Donatelli Our agreement is a handshake and trust to work for the benefit of their company. A lot of times it can get really complicated with all the fine details. At the end of the day, if we can just keep our eyes as agents on making our client successful, everything else takes care of itself.
ENR Okay, I get it. But say Crossland has a nonperforming sub, and Crossland certainly won’t want to pay for work not being performed.
Harley It might happen.
ENR What’s the threshold where you decide to contact IMA?
Harley That depends on the complexity of the primary project we’re on and especially whether that subcontractor is part of the critical path. Then we would be making sure we're talking to the surety, too, to see when they would and can assist us in that situation. I'm going to get a better resolution and more quickly if my surety broker is involved.
Donatelli In another example, not one involving Crossland, sometimes a sub and GC come to point where they can’t talk to each other. The last thing the sub wants is for the bond to be called because they have to pay back the surety when the indemnity is enforced. Sometimes we just sit and talk to the people involved.
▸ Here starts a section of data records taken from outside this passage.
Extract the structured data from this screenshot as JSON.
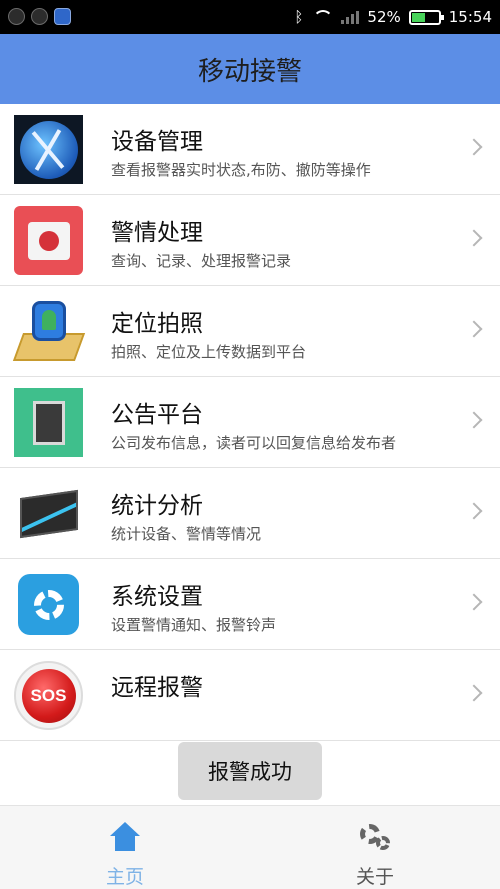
{
  "status_bar": {
    "battery": "52%",
    "time": "15:54",
    "icons": [
      "shield-app-icon",
      "lock-app-icon",
      "app-icon",
      "bluetooth-icon",
      "wifi-icon",
      "signal-icon",
      "battery-icon"
    ],
    "battery_level": 0.52,
    "battery_color": "#48d35a"
  },
  "header": {
    "title": "移动接警",
    "background": "#5c8ee6"
  },
  "menu": {
    "items": [
      {
        "title": "设备管理",
        "subtitle": "查看报警器实时状态,布防、撤防等操作",
        "icon": "device-globe-icon"
      },
      {
        "title": "警情处理",
        "subtitle": "查询、记录、处理报警记录",
        "icon": "alarm-box-icon"
      },
      {
        "title": "定位拍照",
        "subtitle": "拍照、定位及上传数据到平台",
        "icon": "map-pin-icon"
      },
      {
        "title": "公告平台",
        "subtitle": "公司发布信息，读者可以回复信息给发布者",
        "icon": "notice-board-icon"
      },
      {
        "title": "统计分析",
        "subtitle": "统计设备、警情等情况",
        "icon": "chart-icon"
      },
      {
        "title": "系统设置",
        "subtitle": "设置警情通知、报警铃声",
        "icon": "settings-gear-icon"
      },
      {
        "title": "远程报警",
        "subtitle": "",
        "icon": "sos-icon",
        "icon_text": "SOS"
      }
    ]
  },
  "toast": {
    "text": "报警成功"
  },
  "bottom_nav": {
    "tabs": [
      {
        "label": "主页",
        "icon": "home-icon",
        "active": true
      },
      {
        "label": "关于",
        "icon": "gears-icon",
        "active": false
      }
    ],
    "active_color": "#7fb3e6"
  }
}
Sometimes the agent helps clear the air and tries to bring down the emotions. If we do, we can get rid of all the noise and make some progress.
As far as Crossland goes, all we have to focus on is helping Crossland be successful.
Harley It goes beyond that. There’s a relationship between Crossland and this insurance broker that goes back 30 years.
Donatelli As I said, I'm in the business of trust and it's trust at all levels. I am personally invested in the success of Crossland as I believe any good agent should be for all of its clients.